The company's shares have been under pressure since its annual result on worries about tighter sales margins.
A2 Milk is often targeted by short selling - the sale of a share that the seller has borrowed. The short seller profits if the share price declines by picking it back up later at a lower price.
But when the market turns in the stock's favour, the shift higher can make the move more dramatic than it would do otherwise, triggering a short-covering rally.
Mark Lister, head of private wealth research at Craigs Investment Partners, said the market reaction reflected positive news on the margin front, and was in a sense a "relief" rally after the stock came under pressure since its last result in August.
"That's good news and it suggests that some of the steps they have taken are working," he said.
"A few people probably shorted the stock have been taking back those shorts."
Sam Dickie, senior portfolio manager at Fisher Funds, said the step up in a2 Milk's investment was already paying off.
He said the bearish camp had felt that there would be a revenue "miss", a decline in EBITDA margins, that Hrdlicka would not provide a detailed run-down on how the company was doing in its various sales channels, and that not enough rigour was being applied to assess the value of its spending on marketing.
"There were four prongs to the bear stool and they've all been kicked away," Dickie said.
A2 Milk said it expected to see strong revenue growth, supported by its investment in China and the United States, in the current financial year.
Hrdlicka told 200 or so shareholders a2 Milk's China strategy entailed building a broad-reaching business to serve consumers across all retail channels.
"Despite the considerable success we have enjoyed, we are only just beginning on the journey to our full potential in this market," she said.
In the US, where a2 Milk is making as big push, Hrdlicka aid the first half result would be "excellent".
A2 Milk's growth strategy for the US is focused on building a milk business of scale across grocery, mass merchandisers, natural, and club channels.
"We have made significant progress in penetrating and demonstrating strong consumer acceptance across all these channels to date and are encouraged by our most recent results," she said.

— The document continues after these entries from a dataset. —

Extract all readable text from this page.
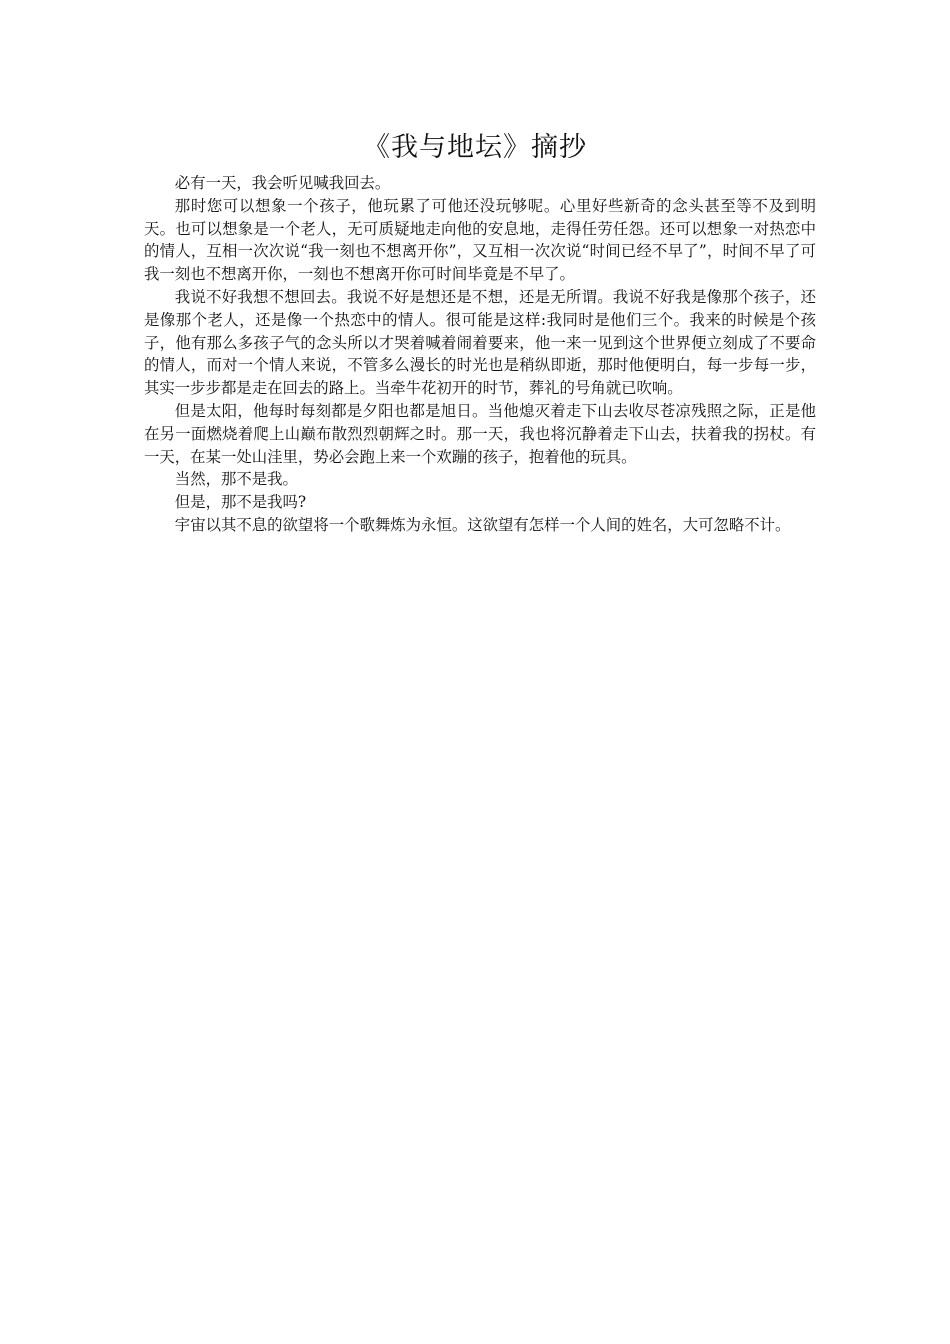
《我与地坛》摘抄

必有一天，我会听见喊我回去。

那时您可以想象一个孩子，他玩累了可他还没玩够呢。心里好些新奇的念头甚至等不及到明天。也可以想象是一个老人，无可质疑地走向他的安息地，走得任劳任怨。还可以想象一对热恋中的情人，互相一次次说“我一刻也不想离开你”，又互相一次次说“时间已经不早了”，时间不早了可我一刻也不想离开你，一刻也不想离开你可时间毕竟是不早了。

我说不好我想不想回去。我说不好是想还是不想，还是无所谓。我说不好我是像那个孩子，还是像那个老人，还是像一个热恋中的情人。很可能是这样:我同时是他们三个。我来的时候是个孩子，他有那么多孩子气的念头所以才哭着喊着闹着要来，他一来一见到这个世界便立刻成了不要命的情人，而对一个情人来说，不管多么漫长的时光也是稍纵即逝，那时他便明白，每一步每一步，其实一步步都是走在回去的路上。当牵牛花初开的时节，葬礼的号角就已吹响。

但是太阳，他每时每刻都是夕阳也都是旭日。当他熄灭着走下山去收尽苍凉残照之际，正是他在另一面燃烧着爬上山巅布散烈烈朝辉之时。那一天，我也将沉静着走下山去，扶着我的拐杖。有一天，在某一处山洼里，势必会跑上来一个欢蹦的孩子，抱着他的玩具。

当然，那不是我。

但是，那不是我吗?

宇宙以其不息的欲望将一个歌舞炼为永恒。这欲望有怎样一个人间的姓名，大可忽略不计。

The company commercialises intellectual property relating to A1 protein-free milk that is sold under the a2 and a2 Milk brands, as well as the milk and related products like infant formula.
For the first half of the financial year, a2 Milk anticipates revenue in the range of $780m to $800m.
In a separate statement, a2 Milk said it had extended its supply agreement with its part-owned supplier, Canterbury-based Synlait Milk.
The 2018 agreement provided for a minimum term of five years, with a rolling three-year term from August 1, 2020.
A two-year extension to the term of the agreement, effectively providing for a new minimum term to, at the earliest, July 31, 2025.
A2 Milk finished the day at $14.12, up $1.32 or 10.3 per cent.